Sunday, March 3, 2013

Blogging for Me


When I came out, it wasn’t for anyone but myself. I came out to be true to who I was, because there was something inside of me that kept me from being myself around those I cared about most. Little did I know, coming out in the Orthodox community, and starting a blog, would change me forever.

Call me naïve, call me ignorant, call me what you will, but I honestly believed coming out wouldn’t change me at all. I was always gay; I was just letting people know at this point. I didn’t think about repercussions, but more than that, I didn’t think that there would even be repercussions. I didn’t think that within days I’d have numerous emails, text messages, and Facebook messages all with the same three words: “is it true?”

So I started a blog. I started a blog not to change the face of Orthodoxy and homosexuality, but simply so I could stop answering questions day in and day out- how’d you come out, why’d you come out, “is it true”. So instead, all those answers can be found in the last 120 or so postings. 

However, I soon learned an important lesson. Coming out was intended to be for me, to find my own inner peace, sense of self and happiness, and translate those emotions through my blog. Eventually, though, the blog transformed my coming out and my story, into the resource for all things religious and gay and I had all the answers and everyone should read my blog. The community began to talk and it became clear to me that what I had just done, changed the face of YU and of modern Orthodoxy because there had been so few who had done this before me.  
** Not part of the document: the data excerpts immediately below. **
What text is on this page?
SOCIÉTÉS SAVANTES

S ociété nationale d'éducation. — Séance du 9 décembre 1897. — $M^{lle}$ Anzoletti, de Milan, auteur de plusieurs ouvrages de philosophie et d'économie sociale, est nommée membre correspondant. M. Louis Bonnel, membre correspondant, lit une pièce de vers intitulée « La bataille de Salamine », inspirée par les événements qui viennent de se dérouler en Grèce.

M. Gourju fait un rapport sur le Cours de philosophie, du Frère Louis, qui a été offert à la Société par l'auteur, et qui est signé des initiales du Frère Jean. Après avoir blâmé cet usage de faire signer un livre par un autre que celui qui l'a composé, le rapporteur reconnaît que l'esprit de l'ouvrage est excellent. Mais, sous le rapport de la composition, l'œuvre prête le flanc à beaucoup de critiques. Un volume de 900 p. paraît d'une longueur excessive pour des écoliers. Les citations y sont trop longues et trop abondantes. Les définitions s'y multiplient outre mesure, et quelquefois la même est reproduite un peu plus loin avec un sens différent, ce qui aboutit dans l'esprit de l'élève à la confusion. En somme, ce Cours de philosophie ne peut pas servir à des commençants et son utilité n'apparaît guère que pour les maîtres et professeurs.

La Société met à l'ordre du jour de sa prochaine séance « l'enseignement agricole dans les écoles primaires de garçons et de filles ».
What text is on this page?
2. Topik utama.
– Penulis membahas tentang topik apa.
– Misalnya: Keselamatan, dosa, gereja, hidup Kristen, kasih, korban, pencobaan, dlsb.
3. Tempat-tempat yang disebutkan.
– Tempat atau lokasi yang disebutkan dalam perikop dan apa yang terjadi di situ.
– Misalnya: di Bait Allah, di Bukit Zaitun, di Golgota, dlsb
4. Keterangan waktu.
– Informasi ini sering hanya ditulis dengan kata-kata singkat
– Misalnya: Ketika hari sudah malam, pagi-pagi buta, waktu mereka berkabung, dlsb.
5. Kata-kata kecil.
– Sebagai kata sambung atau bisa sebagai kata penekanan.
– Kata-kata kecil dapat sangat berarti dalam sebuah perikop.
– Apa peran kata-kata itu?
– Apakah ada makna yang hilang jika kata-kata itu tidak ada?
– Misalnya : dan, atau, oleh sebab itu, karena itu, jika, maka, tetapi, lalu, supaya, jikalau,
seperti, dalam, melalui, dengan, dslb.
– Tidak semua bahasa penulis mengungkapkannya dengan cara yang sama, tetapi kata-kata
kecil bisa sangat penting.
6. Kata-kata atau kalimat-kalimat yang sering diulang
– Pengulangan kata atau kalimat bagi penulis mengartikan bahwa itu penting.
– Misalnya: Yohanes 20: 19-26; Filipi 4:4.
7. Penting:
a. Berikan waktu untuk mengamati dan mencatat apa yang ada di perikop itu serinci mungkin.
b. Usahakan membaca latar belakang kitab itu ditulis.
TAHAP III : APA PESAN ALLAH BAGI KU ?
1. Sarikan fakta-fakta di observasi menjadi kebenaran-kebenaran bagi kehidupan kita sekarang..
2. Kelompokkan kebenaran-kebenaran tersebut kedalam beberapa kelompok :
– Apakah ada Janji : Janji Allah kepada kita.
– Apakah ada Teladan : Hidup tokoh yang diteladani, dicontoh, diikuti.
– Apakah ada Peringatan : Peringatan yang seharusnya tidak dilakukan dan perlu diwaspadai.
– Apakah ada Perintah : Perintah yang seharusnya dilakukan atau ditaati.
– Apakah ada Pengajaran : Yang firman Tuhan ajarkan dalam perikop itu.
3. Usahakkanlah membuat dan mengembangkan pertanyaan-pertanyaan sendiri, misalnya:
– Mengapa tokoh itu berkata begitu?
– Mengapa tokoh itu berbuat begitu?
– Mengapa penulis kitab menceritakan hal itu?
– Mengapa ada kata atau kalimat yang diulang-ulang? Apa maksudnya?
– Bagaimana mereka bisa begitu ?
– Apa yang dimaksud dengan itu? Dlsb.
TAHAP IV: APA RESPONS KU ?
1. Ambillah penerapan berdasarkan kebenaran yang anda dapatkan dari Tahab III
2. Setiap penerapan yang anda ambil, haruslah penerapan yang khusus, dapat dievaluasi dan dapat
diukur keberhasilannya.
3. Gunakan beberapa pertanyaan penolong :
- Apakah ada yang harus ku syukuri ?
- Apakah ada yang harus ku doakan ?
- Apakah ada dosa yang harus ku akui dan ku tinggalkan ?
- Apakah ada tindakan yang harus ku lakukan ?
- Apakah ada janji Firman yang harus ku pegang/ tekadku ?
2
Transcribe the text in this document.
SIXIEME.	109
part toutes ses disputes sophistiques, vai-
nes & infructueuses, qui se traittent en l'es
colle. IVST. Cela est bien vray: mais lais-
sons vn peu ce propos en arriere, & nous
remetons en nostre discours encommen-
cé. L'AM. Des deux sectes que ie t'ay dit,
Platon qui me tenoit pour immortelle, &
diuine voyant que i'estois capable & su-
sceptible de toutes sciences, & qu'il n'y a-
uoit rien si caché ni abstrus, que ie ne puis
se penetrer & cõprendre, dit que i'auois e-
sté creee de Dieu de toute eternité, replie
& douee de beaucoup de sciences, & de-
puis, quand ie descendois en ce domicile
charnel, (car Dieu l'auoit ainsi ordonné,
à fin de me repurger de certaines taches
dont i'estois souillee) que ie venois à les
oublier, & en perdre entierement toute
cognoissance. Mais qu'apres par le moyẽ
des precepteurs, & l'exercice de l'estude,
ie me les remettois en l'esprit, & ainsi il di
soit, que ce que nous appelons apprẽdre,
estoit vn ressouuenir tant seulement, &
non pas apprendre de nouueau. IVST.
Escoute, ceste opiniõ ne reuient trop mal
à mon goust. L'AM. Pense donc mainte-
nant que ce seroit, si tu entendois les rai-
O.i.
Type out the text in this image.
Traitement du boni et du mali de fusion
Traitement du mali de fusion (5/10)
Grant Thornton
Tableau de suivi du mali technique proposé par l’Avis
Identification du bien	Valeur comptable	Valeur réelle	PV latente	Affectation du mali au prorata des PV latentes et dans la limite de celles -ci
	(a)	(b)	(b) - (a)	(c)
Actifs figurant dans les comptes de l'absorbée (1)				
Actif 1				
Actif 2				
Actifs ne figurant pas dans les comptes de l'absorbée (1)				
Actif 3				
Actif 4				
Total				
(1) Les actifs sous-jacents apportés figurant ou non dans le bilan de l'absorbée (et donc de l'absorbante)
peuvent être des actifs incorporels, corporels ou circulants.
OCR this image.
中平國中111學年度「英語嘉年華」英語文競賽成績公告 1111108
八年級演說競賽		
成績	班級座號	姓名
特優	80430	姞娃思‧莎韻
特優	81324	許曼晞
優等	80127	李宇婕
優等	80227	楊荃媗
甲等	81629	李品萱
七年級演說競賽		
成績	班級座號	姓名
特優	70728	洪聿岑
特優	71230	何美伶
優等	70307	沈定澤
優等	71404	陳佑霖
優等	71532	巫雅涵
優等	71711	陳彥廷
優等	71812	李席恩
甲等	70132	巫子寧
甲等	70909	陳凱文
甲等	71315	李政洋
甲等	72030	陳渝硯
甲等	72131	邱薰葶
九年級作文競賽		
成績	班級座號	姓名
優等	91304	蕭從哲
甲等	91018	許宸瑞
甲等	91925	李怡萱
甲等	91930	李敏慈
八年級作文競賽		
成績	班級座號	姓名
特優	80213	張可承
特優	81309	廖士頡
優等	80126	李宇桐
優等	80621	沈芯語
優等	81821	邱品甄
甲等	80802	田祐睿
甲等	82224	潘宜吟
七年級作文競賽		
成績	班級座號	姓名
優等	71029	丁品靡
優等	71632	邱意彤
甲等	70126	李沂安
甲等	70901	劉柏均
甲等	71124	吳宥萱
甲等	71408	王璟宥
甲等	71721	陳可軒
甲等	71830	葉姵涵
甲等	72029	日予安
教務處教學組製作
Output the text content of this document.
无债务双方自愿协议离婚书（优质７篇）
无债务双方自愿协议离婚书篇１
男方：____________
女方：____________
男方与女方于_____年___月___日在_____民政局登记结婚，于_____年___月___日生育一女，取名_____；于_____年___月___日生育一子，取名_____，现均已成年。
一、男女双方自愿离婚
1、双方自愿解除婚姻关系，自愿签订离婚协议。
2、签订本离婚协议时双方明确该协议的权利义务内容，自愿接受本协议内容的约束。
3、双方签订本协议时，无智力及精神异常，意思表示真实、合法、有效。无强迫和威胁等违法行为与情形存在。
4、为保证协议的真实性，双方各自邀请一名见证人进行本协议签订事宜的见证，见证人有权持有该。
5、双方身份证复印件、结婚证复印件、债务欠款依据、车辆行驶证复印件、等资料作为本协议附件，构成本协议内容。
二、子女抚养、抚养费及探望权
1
The greater impact of coming out was not on myself, but apparently, on those around me.  I let the blog take a life of it's own, and become a resource for those seeking answers. But there was never an intention to change the community or the world. And I lost sight of that after writing for a few months. I wrote as if I spoke for everyone, as if my word should change the world and as if I speak for all gay Jews. Looking back on this process, I understand now more than ever, that my writing is just for me and never intended to represent anyone else.